Commentary on Political Economy

Thursday 11 April 2024


Opinion | Republicans Are Fleeing the Stench of a Rotten Congress

An illustration depicting the Capitol building with its dome ajar, as if on a hinge, and a ladder poking out of it. The background is orange.
Credit... Ben Hickey

Mr. Bruni is a contributing Opinion writer who was on the staff of The Times for more than 25 years.

You’re reading the Frank Bruni newsletter, for Times subscribers only.  Reflections on the mess (and magic) of politics and life.

When it comes to Donald Trump, House Republicans do a convincing pantomime of love. Many of them chirpily parrot his lies. Most of them merrily launder his misdeeds. They grovel for his favor, gush about getting his endorsement and speak and vote in line with his desires.

They’re half partisan, half courtesan.

But there’s heartache underneath. Misery, even. That’s the truth of the Trump era, and that’s the moral of the 2024 exodus from Congress.

More than two dozen House Republicans, along with more than two dozen House Democrats, have headed or are headed for the exits, but the largeness of those numbers — which track with those in other election years over the past decade — don’t tell the story. What matters is who those Republicans are, the disgust in their goodbyes, their palpable sense of defeat and how it contradicts the fact that they have been in the majority in the chamber since early 2023.

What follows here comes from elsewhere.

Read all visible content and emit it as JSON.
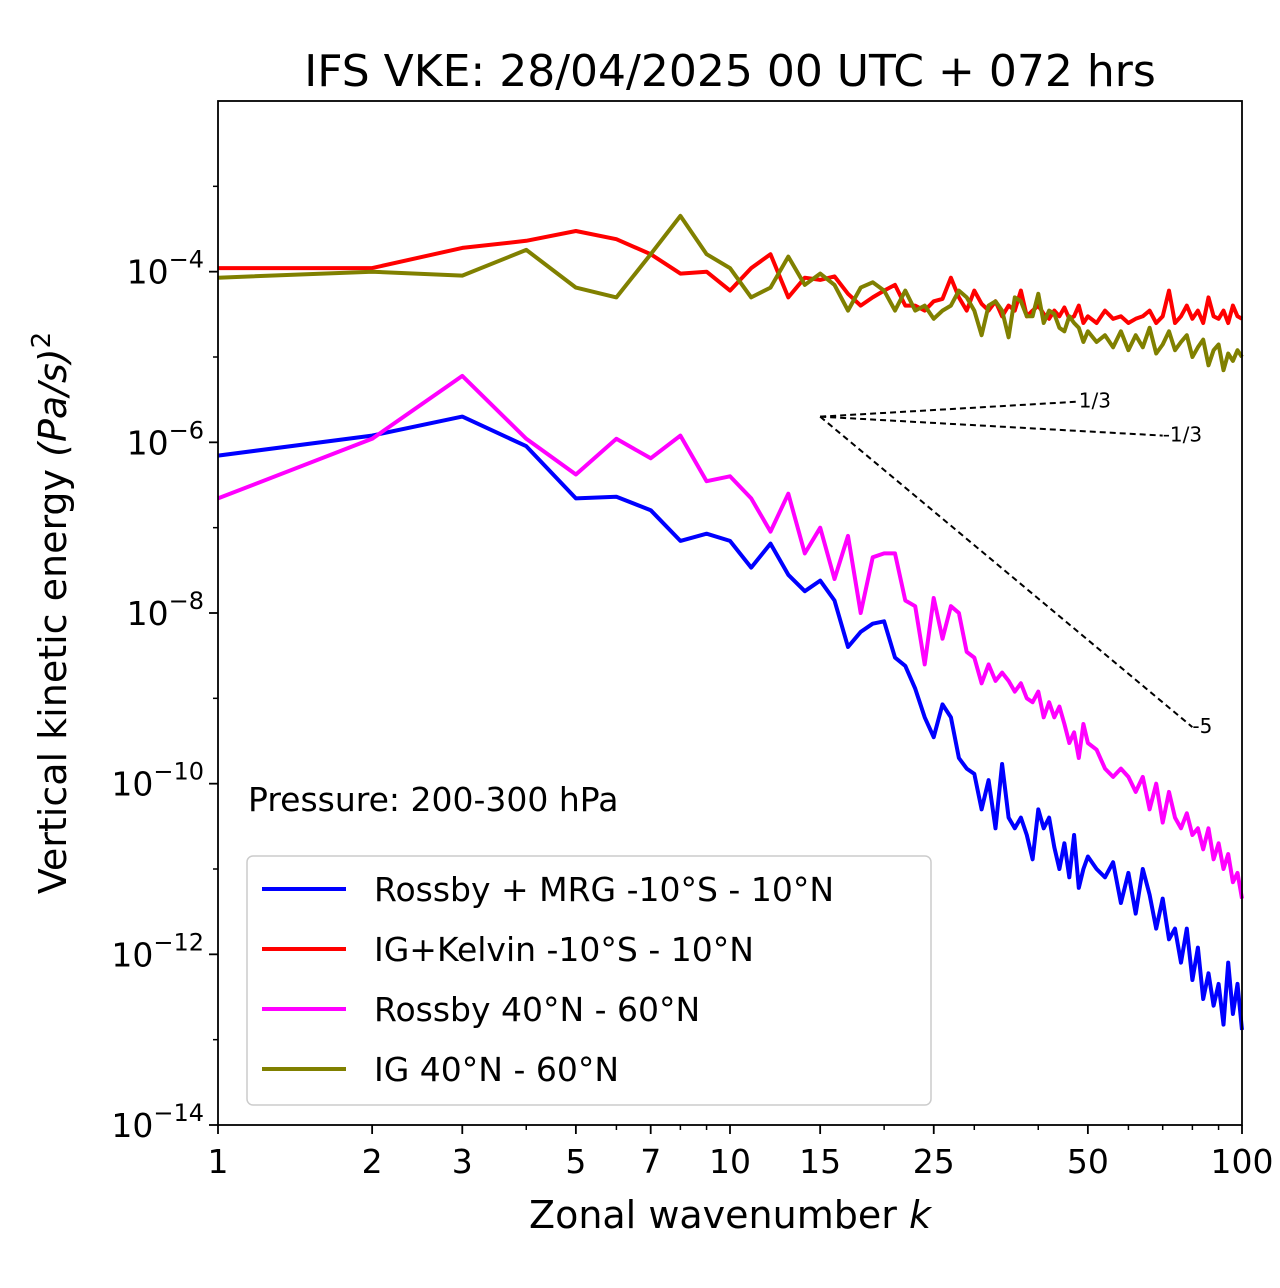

In power, they have found themselves close to powerless. That’s the hellish paradox of their surrender to Trump.

For many of them individually, his blessing is the best or only way to maintain support among their Republican constituents back home and win election. But for the lot of them, he’s a curse, because he has contributed mightily to a degrading and dysfunctional culture on Capitol Hill.

Representatives Marjorie Taylor Greene and Matt Gaetz and other banes of a serious, half-serious or even quarter-serious Republican lawmaker’s existence are Trump’s spiritual spawn. He begot their antics. He nurtured their rage. If being a House Republican has become unbearable, he bears critical responsibility for that.

The Trump giveth, and the Trump taketh away.

Five of the Republicans who decided to escape the Hill’s poisonous climate didn’t or won’t even wait until the end of this year and finish out their terms. They can’t flee fast enough.

Among them is Representative Ken Buck, a Colorado Republican. “This place just keeps going downhill,” he told reporters, “and I don’t need to spend my time here.” You say that kind of thing about a rundown bar where there’s no eradicating the stench of spilled beer. He was talking about a broken-down institution that reeks of abandoned principles.

It’s losing longtime Republican leaders estranged from and spurned by greener, meaner MAGA hellions. Kevin McCarthy, who was the House speaker for less than 10 months last year, has already resigned and is gone. Representative Patrick McHenry of North Carolina, who served as a temporary speaker after McCarthy, won’t seek re-election.

They carry the scars of a scabrous 2023. Such was the Republican infighting that McCarthy’s ascent to House speaker required an unprecedented 15 roll call votes — and then he was ousted after the third-shortest speakership in history.

In a profoundly depressing analysis in The Times, Carl Hulse called 2023 “one of the most tumultuous and unproductive legislative years in recent memory.” Vital bills languished. Bedlam prevailed. Representative Tim Burchett, a Tennessee Republican, said that McCarthy had purposely elbowed him in the kidney. “And then I chased after him,” he proudly reported. Zygotes behave more maturely.

“It was historical and hysterical,” Representative Steve Womack, an Arkansas Republican, said at the time. McHenry called it “a very actively stupid political environment.”

Now, its fruits. “Four G.O.P. committee chairs are leaving,” Marianna Sotomayor wrote in a roll call of the Republican refugees in The Washington Post last weekend. “Eight lawmakers are retiring from the coveted Energy and Commerce Committee, and eight subcommittee chairs are leaving.”

Sotomayor quoted Buck as saying: “The populist wave has eroded the conservative values that I had when I came to this place. Now, we’re impeaching people like it’s some kind of carnival, and the Constitution is just a thing of the past to the very same people who were tea party patriots 10 to 12 years ago.”

A carnival ethos. Contempt for the Constitution. Call to mind any former president you know?

In terms of the Republican Party’s devolution over the past dozen years, there can be genuine debate: Which came first, the tempest or the Trump? But it’s indisputable that he worsened the weather. Perhaps he swept in on storm clouds already formed. But only then came the lightning.

And now they seek shelter — McCarthy, McHenry, Buck and so many more. They weren’t built for the apocalypse. They should have done more to head it off.